For small sample sizes the mean difference between actual and intended coverage probability has a lot more variance around 0 than it does for larger sample sizes, which can be attributed to sampling variability. Overall, absolute differences in actual coverage probability and intended coverage probability don’t appear to extend beyond .02, indicating normal prediction intervals tend to have good coverage probability for symmetric, beta distributed data.
n_means_df <- beta_df %>%
mutate(diff = cover - PI_percentage) %>%
group_by(n) %>%
summarize(mean = mean(diff), mu_in_interval = sum(mean_in_interval)/n()) %>%
filter(n %in% 1:30)ggplot(n_means_df, aes(x = n, y = mu_in_interval)) +
geom_point() +
labs(
x = "sample size",
y = "proportion of mu-inclusive prediction intervals",
title = "Figure 2",
subtitle = "proportion of mu-inclusive prediction intervals based on sample size"
)
Figure 2 plots the proportion of prediction intervals that cover mu = .5 per each sample size from 2 to 30. These points converge to 1 at a sample size of around 4, meaning for sample sizes of 4 or greater it is probable that all random samples with those samples sizes will produce normal-prediction intervals that cover the mean of the beta distribution said data originated from.

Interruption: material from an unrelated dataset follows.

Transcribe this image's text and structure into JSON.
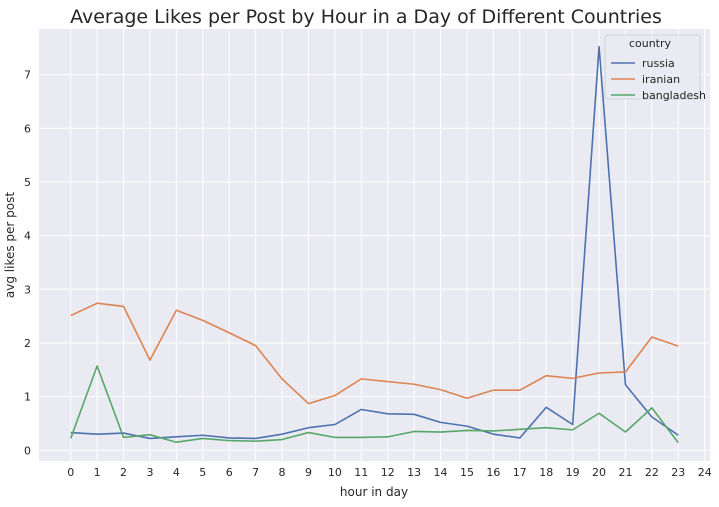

ns_of_interest <- c(5, 10, 30, 50, 100)
beta_df_2 <- filter(beta_df,n %in% ns_of_interest) %>%
mutate(sample_size = as.factor(n))ggplot(beta_df_2, aes(x = alpha, y = cover, color = sample_size)) +
geom_point() +
geom_smooth(aes(line = n ), se = FALSE) +
labs(
x = "value of alpha and beta",
y = "actual coverage probability",
title = "Figure 3",
subtitle = "actual coverage probability based on parameter values"
)
Figure 3 plots the actual coverage probability per each value of alpha and beta. Points and lines are colored based on sample size, which are described in the legend. Alpha and beta have the same values, by the way. All the lines of best fit seem close to being horizontal, meaning that there most likely is not a relationship between the values of alpha/beta and the actual coverage probability of the data’s prediction interval. Based on the large overlap between lines, normal prediction intervals based on small amounts of data don’t seem more likely to deviate from the intended coverage probability of the data’s parent symmetric beta distribution, although they do have larger amounts of variability around their mean coverage probability.
Conclusion
By generating data from symmetric beta distributions with mu = .5 and making normal prediction intervals based on this data, I was able to assess the predictive accuracy and actual coverage probability of normal prediction intervals when applied to symmetric-beta data. Even given small sample sizes, normal prediction intervals seem to have good predictive accuracy and good coverage probability.